Остатки закопали в сено, глубоко, чтобы не сразу нашли. В тот день они прошагали двенадцать километров до сортировочной станции, залезли незамеченными в крытый вагон и уснули. А когда проснулись, то были уже далеко. Состав стоял где-то в полях: ни огонька, ни звука. Куда идти – неизвестно, надо дождаться утра.
Не в силах терпеть голод, они развели огонь на платформе с откидными бортами, до которой добрались, прыгая по крышам. Платформа полупустая, в дальнем конце белел штабель березовых дров, как нарочно для них приготовленных, а спички у Олега были, стащил коробок в кухне. Мяса нажарили не экономя, ели его без соли, и Маша на всю жизнь запомнила сладкий вкус и ленивую, умиротворённую сытость. И полюбила – на всю жизнь.
Ноги сами повернули к дому, но Маша не позволила им сворачивать – к тому, чего уже не было в её жизни. Шла по аллее не оглядываясь, и гипсовые пионеры провожали её гипсовыми взглядами.
Собачья стая сюда не придёт, побоится огня. Отчего же её пробирает дрожь? Маша опомнилась, присела на покрытую ледком лавочку, сбросила с ног обледеневшие ботинки, стянула мокрые носки и тёрла варежкой потерявшие чувствительность ступни, пока их не начало колоть как иголочками. Натянула на босые ноги сапожки-дутики (о носках не позаботилась, забыла), надела Олегову куртку, а анорак запихнула в рюкзак.

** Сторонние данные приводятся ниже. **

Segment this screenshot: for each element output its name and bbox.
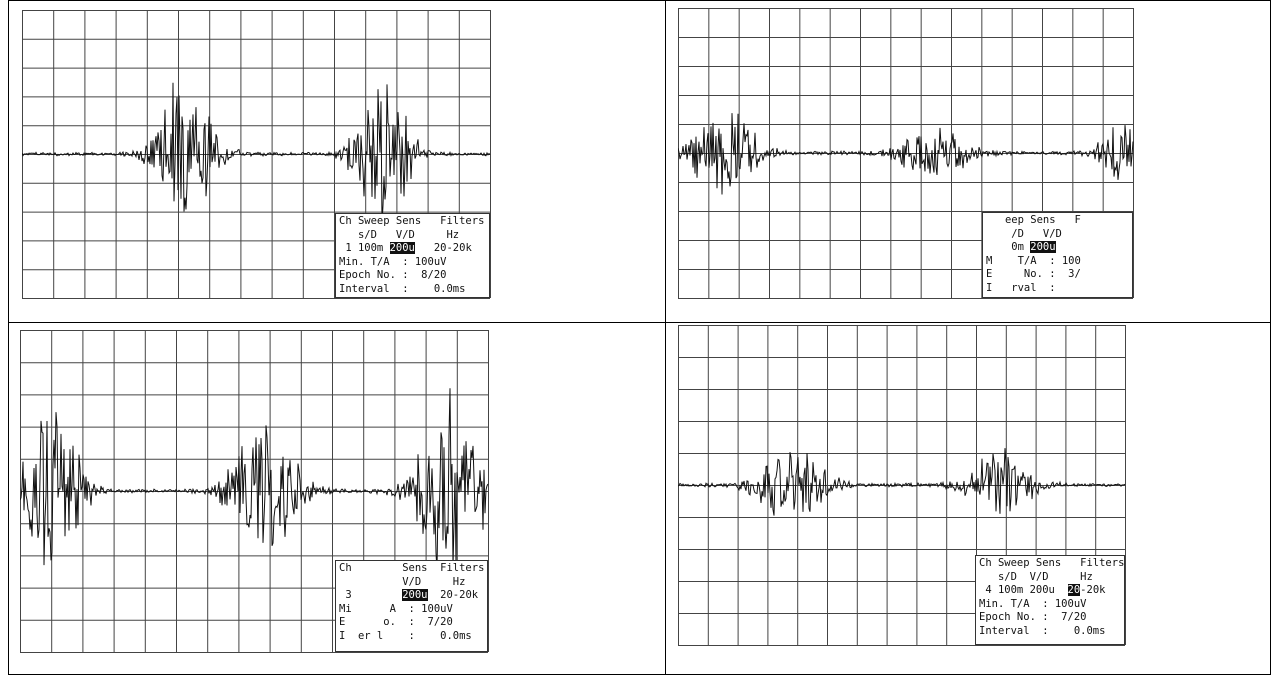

Идти стало легче, и главное, она согрелась и больше не дрожала. Жалела об оставленных лыжах – на них добежала бы скорёхонько, пешком-то дольше. Машину бы остановить, попросить довезти до Синеозера, но нельзя: заприметят, запомнят, расскажут. И тогда её найдут. И не докажешь, что никого не убила, ела только.
Маша приуныла: до посёлка идти долго, от лагеря до шоссе три километра, да по шоссе три, да по посёлку до станции… Долго.